UBS will not die so that the world will speak well of it

Posted by Marc Hodak on May 27, 2009 under Executive compensation, Reporting on pay | Read the First Comment

The new head of UBS is apparently faced with the same problems that were faced by the old head of UBS.  One of the biggies is:  how do you remain competitive (and solvent) as a bank without being competitive as an employer?  Answer:  you can’t.  Another problem, then:  how do you remain competitive as an employer without upsetting the public?

As in the U.S., the Swiss bank gave up its right to pay high bonuses when it got into trouble and accepted a bailout from their government, which basically capped the bonuses.  The Swiss people, kindly and educated as they are, still suffer from the mob’s envy of the highly paid.  UBS had a choice between being competitive or making the public happy, and they chose survival.
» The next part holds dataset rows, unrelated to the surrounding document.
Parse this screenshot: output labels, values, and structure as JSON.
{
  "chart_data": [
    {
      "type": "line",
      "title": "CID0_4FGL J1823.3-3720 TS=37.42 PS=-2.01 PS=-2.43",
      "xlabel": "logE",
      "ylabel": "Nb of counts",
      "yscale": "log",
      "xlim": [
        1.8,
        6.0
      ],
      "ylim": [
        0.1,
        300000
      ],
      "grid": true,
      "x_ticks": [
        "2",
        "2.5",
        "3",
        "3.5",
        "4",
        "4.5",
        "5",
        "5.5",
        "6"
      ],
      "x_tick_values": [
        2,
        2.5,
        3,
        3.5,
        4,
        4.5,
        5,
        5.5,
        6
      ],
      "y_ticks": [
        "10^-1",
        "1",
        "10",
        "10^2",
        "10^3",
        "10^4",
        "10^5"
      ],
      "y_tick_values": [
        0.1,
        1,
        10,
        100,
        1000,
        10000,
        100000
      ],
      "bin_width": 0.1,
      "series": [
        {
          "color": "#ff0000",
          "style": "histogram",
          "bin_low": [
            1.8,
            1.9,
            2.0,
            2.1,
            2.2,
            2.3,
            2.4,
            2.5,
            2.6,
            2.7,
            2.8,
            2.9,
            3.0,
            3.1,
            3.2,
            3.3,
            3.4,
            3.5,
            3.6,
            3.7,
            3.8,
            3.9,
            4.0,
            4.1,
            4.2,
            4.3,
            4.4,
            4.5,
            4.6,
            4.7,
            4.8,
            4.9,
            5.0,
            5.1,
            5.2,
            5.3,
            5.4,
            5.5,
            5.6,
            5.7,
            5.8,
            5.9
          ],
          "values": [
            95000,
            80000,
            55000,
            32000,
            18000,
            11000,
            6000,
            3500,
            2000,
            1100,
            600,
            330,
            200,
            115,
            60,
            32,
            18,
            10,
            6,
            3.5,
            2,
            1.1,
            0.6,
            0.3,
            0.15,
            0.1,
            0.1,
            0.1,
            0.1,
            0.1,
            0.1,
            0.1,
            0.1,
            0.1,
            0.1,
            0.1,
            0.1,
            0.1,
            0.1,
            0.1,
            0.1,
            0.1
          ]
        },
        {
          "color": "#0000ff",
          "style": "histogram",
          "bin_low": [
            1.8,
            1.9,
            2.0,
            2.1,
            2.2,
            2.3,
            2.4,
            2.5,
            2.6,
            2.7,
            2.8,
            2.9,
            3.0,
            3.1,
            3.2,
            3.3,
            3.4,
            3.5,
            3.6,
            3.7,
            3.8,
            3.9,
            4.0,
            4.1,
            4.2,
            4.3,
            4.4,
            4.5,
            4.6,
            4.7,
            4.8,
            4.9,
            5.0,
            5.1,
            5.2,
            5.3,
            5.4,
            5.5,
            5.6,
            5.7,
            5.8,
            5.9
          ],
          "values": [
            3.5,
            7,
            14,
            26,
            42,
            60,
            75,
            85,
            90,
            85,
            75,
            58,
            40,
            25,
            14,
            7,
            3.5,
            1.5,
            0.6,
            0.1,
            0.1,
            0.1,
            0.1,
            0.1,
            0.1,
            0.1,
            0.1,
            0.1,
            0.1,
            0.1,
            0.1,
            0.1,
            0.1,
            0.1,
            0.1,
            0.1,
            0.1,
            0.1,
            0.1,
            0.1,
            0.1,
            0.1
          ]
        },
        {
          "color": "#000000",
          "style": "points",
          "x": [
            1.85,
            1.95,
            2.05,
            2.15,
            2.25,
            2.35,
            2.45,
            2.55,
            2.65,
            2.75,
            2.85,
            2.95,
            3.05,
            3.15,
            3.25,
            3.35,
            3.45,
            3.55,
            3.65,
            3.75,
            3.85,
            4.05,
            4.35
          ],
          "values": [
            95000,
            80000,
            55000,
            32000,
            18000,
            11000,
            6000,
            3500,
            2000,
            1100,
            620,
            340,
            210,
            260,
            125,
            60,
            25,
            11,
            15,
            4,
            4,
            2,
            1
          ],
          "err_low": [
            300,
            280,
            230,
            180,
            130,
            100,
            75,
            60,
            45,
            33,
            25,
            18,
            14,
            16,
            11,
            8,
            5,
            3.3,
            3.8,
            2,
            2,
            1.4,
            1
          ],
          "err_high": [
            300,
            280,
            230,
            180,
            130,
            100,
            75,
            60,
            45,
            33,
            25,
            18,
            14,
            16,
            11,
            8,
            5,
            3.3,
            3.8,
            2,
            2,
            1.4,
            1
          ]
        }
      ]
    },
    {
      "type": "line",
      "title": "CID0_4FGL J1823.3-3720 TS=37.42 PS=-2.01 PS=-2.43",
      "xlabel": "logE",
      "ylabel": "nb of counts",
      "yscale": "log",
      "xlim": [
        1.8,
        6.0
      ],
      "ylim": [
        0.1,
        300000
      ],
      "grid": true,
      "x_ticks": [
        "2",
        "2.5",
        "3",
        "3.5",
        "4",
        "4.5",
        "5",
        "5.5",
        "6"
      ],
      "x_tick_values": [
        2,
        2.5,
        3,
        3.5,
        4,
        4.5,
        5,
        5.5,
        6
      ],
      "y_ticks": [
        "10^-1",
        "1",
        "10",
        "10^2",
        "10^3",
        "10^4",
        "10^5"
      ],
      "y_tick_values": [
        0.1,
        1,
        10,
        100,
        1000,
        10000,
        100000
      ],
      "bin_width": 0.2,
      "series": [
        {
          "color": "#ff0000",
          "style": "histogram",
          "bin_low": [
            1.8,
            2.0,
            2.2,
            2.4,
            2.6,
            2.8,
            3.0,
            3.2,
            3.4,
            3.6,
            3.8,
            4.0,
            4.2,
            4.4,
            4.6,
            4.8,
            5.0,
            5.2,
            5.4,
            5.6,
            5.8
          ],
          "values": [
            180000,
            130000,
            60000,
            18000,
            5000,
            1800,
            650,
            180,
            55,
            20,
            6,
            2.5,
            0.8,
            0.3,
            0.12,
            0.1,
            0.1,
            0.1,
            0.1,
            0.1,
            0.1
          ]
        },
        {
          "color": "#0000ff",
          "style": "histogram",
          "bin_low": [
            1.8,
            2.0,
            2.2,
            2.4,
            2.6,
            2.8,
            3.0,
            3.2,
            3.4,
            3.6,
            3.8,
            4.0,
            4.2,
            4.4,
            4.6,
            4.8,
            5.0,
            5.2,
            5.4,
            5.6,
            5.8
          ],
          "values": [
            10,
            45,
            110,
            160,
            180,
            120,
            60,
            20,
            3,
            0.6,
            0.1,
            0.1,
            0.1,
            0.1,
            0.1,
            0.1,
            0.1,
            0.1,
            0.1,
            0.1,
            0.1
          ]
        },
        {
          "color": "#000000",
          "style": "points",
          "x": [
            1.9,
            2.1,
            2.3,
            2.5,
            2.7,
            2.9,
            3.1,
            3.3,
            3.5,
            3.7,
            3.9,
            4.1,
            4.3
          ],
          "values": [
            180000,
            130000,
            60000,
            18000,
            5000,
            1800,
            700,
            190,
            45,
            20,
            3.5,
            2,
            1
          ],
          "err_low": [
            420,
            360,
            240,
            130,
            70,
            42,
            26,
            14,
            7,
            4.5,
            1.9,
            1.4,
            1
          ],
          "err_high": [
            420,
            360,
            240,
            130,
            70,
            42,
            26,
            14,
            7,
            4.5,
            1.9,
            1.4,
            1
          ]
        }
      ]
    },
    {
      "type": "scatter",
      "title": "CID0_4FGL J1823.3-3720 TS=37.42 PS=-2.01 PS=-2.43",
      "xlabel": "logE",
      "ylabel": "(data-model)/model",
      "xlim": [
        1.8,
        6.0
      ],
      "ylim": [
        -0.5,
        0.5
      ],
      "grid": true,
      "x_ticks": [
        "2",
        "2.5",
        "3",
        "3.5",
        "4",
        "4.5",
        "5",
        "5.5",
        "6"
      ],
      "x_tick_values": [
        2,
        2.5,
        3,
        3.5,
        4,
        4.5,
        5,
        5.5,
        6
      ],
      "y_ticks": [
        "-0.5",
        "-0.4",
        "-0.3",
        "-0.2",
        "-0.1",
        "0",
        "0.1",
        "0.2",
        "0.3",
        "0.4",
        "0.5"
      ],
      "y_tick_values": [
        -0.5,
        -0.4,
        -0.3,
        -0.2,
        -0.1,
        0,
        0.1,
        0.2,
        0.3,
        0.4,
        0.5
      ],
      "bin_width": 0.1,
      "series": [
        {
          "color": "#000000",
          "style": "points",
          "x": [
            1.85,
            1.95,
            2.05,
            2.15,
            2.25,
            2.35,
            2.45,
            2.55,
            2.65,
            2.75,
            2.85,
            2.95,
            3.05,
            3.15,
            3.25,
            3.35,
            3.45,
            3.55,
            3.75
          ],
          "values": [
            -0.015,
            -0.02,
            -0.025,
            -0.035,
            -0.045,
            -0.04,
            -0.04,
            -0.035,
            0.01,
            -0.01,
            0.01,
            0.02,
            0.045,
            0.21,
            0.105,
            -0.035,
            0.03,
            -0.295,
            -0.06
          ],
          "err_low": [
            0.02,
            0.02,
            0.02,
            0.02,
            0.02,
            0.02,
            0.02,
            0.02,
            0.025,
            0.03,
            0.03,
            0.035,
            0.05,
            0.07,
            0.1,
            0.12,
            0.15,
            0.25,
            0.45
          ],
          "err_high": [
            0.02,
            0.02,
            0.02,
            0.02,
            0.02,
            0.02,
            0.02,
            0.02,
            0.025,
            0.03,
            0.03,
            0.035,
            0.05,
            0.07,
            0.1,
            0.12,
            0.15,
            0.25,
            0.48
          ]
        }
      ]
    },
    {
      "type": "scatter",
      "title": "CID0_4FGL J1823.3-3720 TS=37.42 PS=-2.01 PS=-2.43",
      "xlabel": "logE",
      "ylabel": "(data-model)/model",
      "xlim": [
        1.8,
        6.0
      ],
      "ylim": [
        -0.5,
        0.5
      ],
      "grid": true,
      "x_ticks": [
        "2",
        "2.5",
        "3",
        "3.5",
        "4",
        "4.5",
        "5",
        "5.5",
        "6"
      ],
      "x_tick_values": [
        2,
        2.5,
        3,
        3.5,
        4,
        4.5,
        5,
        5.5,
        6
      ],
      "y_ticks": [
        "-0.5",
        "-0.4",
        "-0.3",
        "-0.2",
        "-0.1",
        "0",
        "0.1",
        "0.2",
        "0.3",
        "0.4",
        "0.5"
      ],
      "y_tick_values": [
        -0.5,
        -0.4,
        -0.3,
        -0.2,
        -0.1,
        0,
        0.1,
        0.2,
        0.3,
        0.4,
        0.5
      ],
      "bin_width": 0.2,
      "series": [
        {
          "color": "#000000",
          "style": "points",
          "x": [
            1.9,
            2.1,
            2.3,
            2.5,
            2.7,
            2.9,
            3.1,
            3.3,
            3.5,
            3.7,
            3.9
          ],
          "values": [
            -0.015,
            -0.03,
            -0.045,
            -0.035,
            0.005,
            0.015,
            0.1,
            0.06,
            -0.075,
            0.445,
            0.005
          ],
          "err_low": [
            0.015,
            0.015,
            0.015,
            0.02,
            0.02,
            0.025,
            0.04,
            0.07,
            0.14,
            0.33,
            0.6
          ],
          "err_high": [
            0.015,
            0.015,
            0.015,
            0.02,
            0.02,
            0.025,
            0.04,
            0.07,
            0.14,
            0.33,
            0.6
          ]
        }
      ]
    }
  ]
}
The “exceptional” salary increases “were necessary to safeguard our profitable business areas and to secure their success,” Gruebel said. “Following significant cuts in variable compensation, we had fallen well behind the market in certain areas, and that is unsustainable in the long run.”

Hmm.  Companies being compelled to dramatically raise salaries when they were constrained from paying bonuses…who could have predicted that?

By the way, have you noticed that whenever Bloomberg (the same can be said for the WSJ) have multiple stories about a subject, they always start with the part about executive compensation?

Title reference here.

  • Berk said,

    Yes I have noticed. Will never change, but good thing you recognize the constraint when advising Boards. What is it about humans that we will actually pay and/or give up benefits just so we can see someone else can suffer. So now there is no variable pay and the banks returns will undoubtedly suffer but good – no bonuses…I guess language matters, “bonus” is the wrong word.